Conceding it is a “very hard road” to regain the trust of Labour voters in towns across the north, she called for the party’s decision-making structures to move out of the capital.
“Our Labour headquarters, in my view, should move out of London, our regional offices should be empowered to take real decisions, we should move our party conferences back to towns as well as cities,” she said.
Nandy said it is “undoubtedly true” that Corbyn is to blame for the devastating defeat, but said it was not a rejection of the ideas in the Labour manifesto.
Instead, she said: “We’ve got to rediscover how we can earn people’s trust in order to make that radical change that the country needs.”
Phillips wrote a column in The Observer which was being seen as a potential pitch for a leadership challenge, though she is yet to throw her hat into the ring.
The MP for Birmingham Yardley, a Leave-backing constituency, said Labour was facing an “existential problem” that working-class voters do not believe the party is “better than the Tories”.
“It’s time to try something different,” she wrote. “The truth is, there are corners of our party that have become too intolerant of challenge and debate.”
Labour former minister Caroline Flint, who lost her seat in the former stronghold of Don Valley, said Corbyn was not taking enough personal responsibility for the defeat.
Flint told Sky’s Sophy Ridge on Sunday that his replacement cannot be “anybody who has had a hand in our Brexit strategy over the last few years”.
“And I don’t think it can be Corbyn without a beard, I think that would be the wrong move as well,” she added.

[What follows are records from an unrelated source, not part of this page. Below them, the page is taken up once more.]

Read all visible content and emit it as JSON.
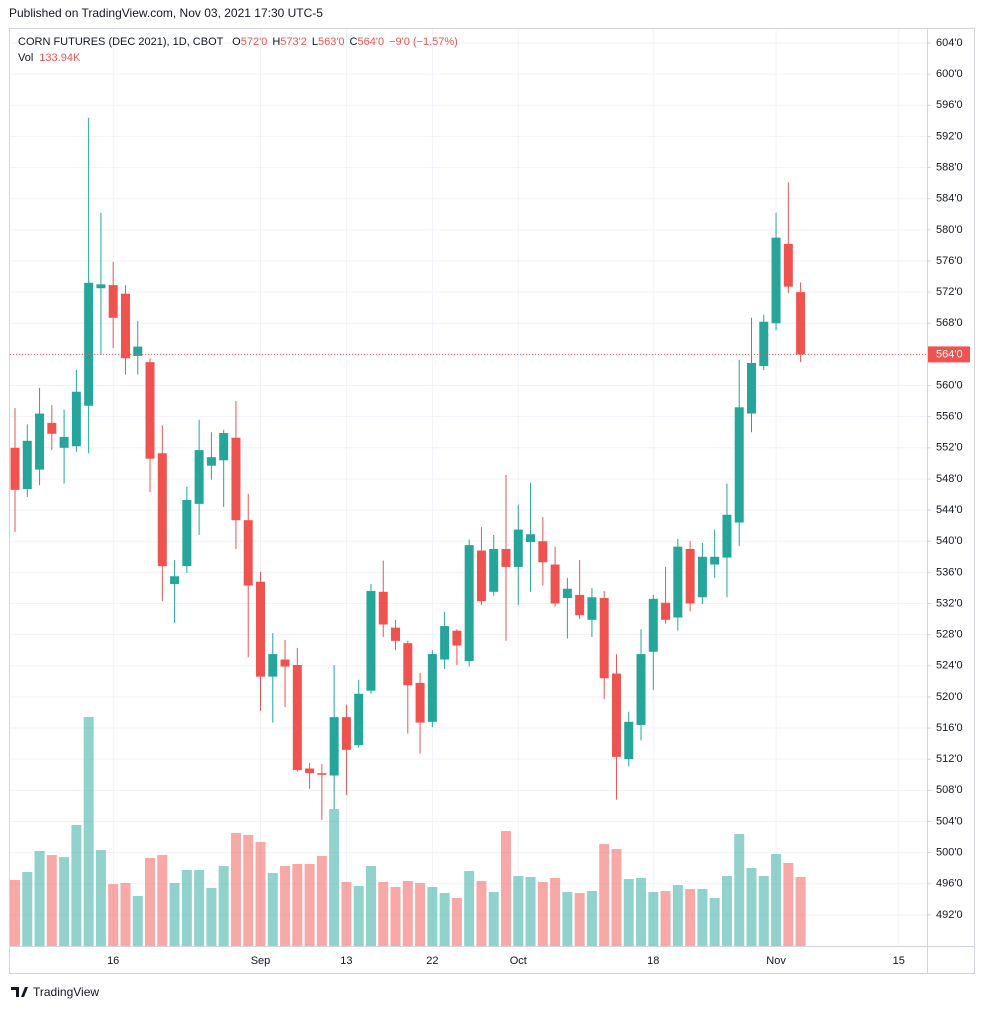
{
  "published": "Published on TradingView.com, Nov 03, 2021 17:30 UTC-5",
  "footer": "TradingView",
  "chart_data": {
    "type": "candlestick",
    "title": "CORN FUTURES (DEC 2021), 1D, CBOT",
    "ohlc_legend": [
      {
        "key": "O",
        "value": "572'0"
      },
      {
        "key": "H",
        "value": "573'2"
      },
      {
        "key": "L",
        "value": "563'0"
      },
      {
        "key": "C",
        "value": "564'0"
      }
    ],
    "change": "−9'0 (−1.57%)",
    "volume_name": "Vol",
    "volume_label": "133.94K",
    "up_color": "#26a69a",
    "down_color": "#ef5350",
    "last_price": {
      "value": 564,
      "label": "564'0"
    },
    "categories": [
      null,
      null,
      null,
      null,
      null,
      null,
      null,
      null,
      "16",
      null,
      null,
      null,
      null,
      null,
      null,
      null,
      null,
      null,
      null,
      null,
      "Sep",
      null,
      null,
      null,
      null,
      null,
      null,
      "13",
      null,
      null,
      null,
      null,
      null,
      null,
      "22",
      null,
      null,
      null,
      null,
      null,
      null,
      "Oct",
      null,
      null,
      null,
      null,
      null,
      null,
      null,
      null,
      null,
      null,
      "18",
      null,
      null,
      null,
      null,
      null,
      null,
      null,
      null,
      null,
      "Nov",
      null,
      null,
      null,
      null,
      null,
      null,
      null,
      null,
      null,
      "15",
      null,
      null
    ],
    "open": [
      552.0,
      546.7,
      549.2,
      555.2,
      552.0,
      552.2,
      557.4,
      572.5,
      572.9,
      571.8,
      563.8,
      563.0,
      551.3,
      534.5,
      536.8,
      544.8,
      549.7,
      550.4,
      553.3,
      542.7,
      534.8,
      522.6,
      524.8,
      524.1,
      510.8,
      510.2,
      509.9,
      517.4,
      513.8,
      520.8,
      533.5,
      528.9,
      526.9,
      521.8,
      516.8,
      524.8,
      528.5,
      524.6,
      538.8,
      533.5,
      539.0,
      536.7,
      539.9,
      540.0,
      537.0,
      532.7,
      533.1,
      529.9,
      532.7,
      523.0,
      512.0,
      516.4,
      525.8,
      532.1,
      530.2,
      539.0,
      532.8,
      537.0,
      537.9,
      542.4,
      556.4,
      562.5,
      568.0,
      578.2,
      572,
      null,
      null,
      null,
      null,
      null,
      null,
      null,
      null,
      null,
      null
    ],
    "high": [
      557.1,
      555.0,
      559.7,
      557.5,
      556.9,
      562.0,
      594.4,
      582.2,
      575.9,
      572.9,
      568.3,
      563.5,
      554.9,
      537.6,
      547.0,
      555.6,
      554.0,
      554.3,
      558.0,
      546.1,
      536.1,
      528.2,
      527.3,
      526.3,
      511.5,
      511.4,
      524.1,
      519.0,
      522.2,
      534.5,
      537.5,
      529.9,
      527.2,
      523.1,
      526.0,
      530.9,
      528.7,
      540.2,
      541.8,
      540.8,
      548.5,
      544.7,
      547.5,
      543.1,
      539.3,
      535.3,
      537.6,
      534.0,
      533.6,
      525.5,
      518.1,
      528.7,
      533.1,
      536.7,
      540.3,
      540.0,
      539.8,
      541.5,
      547.4,
      563.3,
      568.7,
      569.1,
      582.2,
      586.1,
      573.25,
      null,
      null,
      null,
      null,
      null,
      null,
      null,
      null,
      null,
      null
    ],
    "low": [
      541.2,
      545.7,
      547.2,
      551.7,
      547.4,
      551.5,
      551.3,
      563.9,
      564.8,
      561.4,
      561.4,
      546.3,
      532.3,
      529.5,
      535.9,
      540.8,
      547.9,
      544.4,
      539.0,
      525.1,
      518.2,
      516.7,
      518.7,
      510.4,
      508.2,
      504.2,
      505.6,
      507.4,
      513.5,
      520.4,
      527.7,
      526.0,
      515.3,
      512.7,
      516.1,
      523.6,
      524.1,
      523.9,
      531.8,
      533.0,
      527.2,
      531.8,
      533.5,
      534.3,
      531.6,
      527.5,
      530.0,
      527.7,
      519.7,
      506.8,
      511.1,
      514.4,
      520.9,
      529.4,
      528.5,
      531.0,
      531.9,
      535.3,
      532.8,
      539.4,
      554.0,
      562.0,
      567.1,
      571.9,
      563,
      null,
      null,
      null,
      null,
      null,
      null,
      null,
      null,
      null,
      null
    ],
    "close": [
      546.6,
      552.9,
      556.4,
      553.8,
      553.4,
      559.2,
      573.2,
      573.0,
      568.7,
      563.5,
      565.0,
      550.6,
      536.8,
      535.5,
      545.3,
      551.7,
      550.8,
      553.9,
      542.7,
      534.3,
      522.6,
      525.5,
      523.9,
      510.6,
      510.2,
      510.0,
      517.4,
      513.2,
      520.4,
      533.6,
      529.3,
      527.2,
      521.5,
      516.7,
      525.5,
      529.1,
      526.6,
      539.5,
      532.3,
      539.0,
      536.7,
      541.5,
      540.9,
      537.3,
      532.0,
      533.9,
      530.5,
      532.8,
      522.4,
      512.3,
      516.8,
      525.5,
      532.6,
      529.9,
      539.3,
      532.0,
      538.0,
      538.0,
      543.4,
      557.2,
      562.9,
      568.2,
      579.0,
      572.7,
      564,
      null,
      null,
      null,
      null,
      null,
      null,
      null,
      null,
      null,
      null
    ],
    "volume": [
      128100,
      143600,
      184400,
      176600,
      172700,
      234900,
      444500,
      186300,
      120300,
      122300,
      97100,
      170800,
      176600,
      122300,
      147500,
      147500,
      112600,
      155300,
      219300,
      215500,
      201900,
      141700,
      155300,
      159200,
      159200,
      174700,
      265900,
      124200,
      116500,
      155300,
      124200,
      114500,
      126200,
      122300,
      114500,
      102900,
      93200,
      145600,
      126200,
      104800,
      223200,
      135900,
      133900,
      124200,
      132000,
      104800,
      102900,
      106800,
      198000,
      188300,
      130000,
      132000,
      104800,
      106800,
      118400,
      110600,
      110600,
      93200,
      135900,
      217400,
      151400,
      135900,
      178600,
      161100,
      133940,
      null,
      null,
      null,
      null,
      null,
      null,
      null,
      null,
      null,
      null
    ],
    "ylim": [
      488.0,
      605.93
    ],
    "yticks": [
      {
        "value": 604,
        "label": "604'0"
      },
      {
        "value": 600,
        "label": "600'0"
      },
      {
        "value": 596,
        "label": "596'0"
      },
      {
        "value": 592,
        "label": "592'0"
      },
      {
        "value": 588,
        "label": "588'0"
      },
      {
        "value": 584,
        "label": "584'0"
      },
      {
        "value": 580,
        "label": "580'0"
      },
      {
        "value": 576,
        "label": "576'0"
      },
      {
        "value": 572,
        "label": "572'0"
      },
      {
        "value": 568,
        "label": "568'0"
      },
      {
        "value": 564,
        "label": "564'0"
      },
      {
        "value": 560,
        "label": "560'0"
      },
      {
        "value": 556,
        "label": "556'0"
      },
      {
        "value": 552,
        "label": "552'0"
      },
      {
        "value": 548,
        "label": "548'0"
      },
      {
        "value": 544,
        "label": "544'0"
      },
      {
        "value": 540,
        "label": "540'0"
      },
      {
        "value": 536,
        "label": "536'0"
      },
      {
        "value": 532,
        "label": "532'0"
      },
      {
        "value": 528,
        "label": "528'0"
      },
      {
        "value": 524,
        "label": "524'0"
      },
      {
        "value": 520,
        "label": "520'0"
      },
      {
        "value": 516,
        "label": "516'0"
      },
      {
        "value": 512,
        "label": "512'0"
      },
      {
        "value": 508,
        "label": "508'0"
      },
      {
        "value": 504,
        "label": "504'0"
      },
      {
        "value": 500,
        "label": "500'0"
      },
      {
        "value": 496,
        "label": "496'0"
      },
      {
        "value": 492,
        "label": "492'0"
      }
    ],
    "grid": true
  }
}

Flint said she was trying to “stem my anger” as she criticised “ardent Remainers” within the party – naming Sir Keir Starmer, Emily Thornberry, Hilary Benn and Yvette Cooper – for having “contributed to sacrificing 59 seats”.
She provoked anger from Thornberry after accusing the shadow foreign secretary of telling a colleague: “I’m glad my constituents aren’t as stupid as yours.”
Thornberry said the quote is “a total and utter lie”, adding: “I’ve never said that to anyone, nor anything like it, nor would I ever think it.
“Whatever our differences, let’s not sink into that gutter.”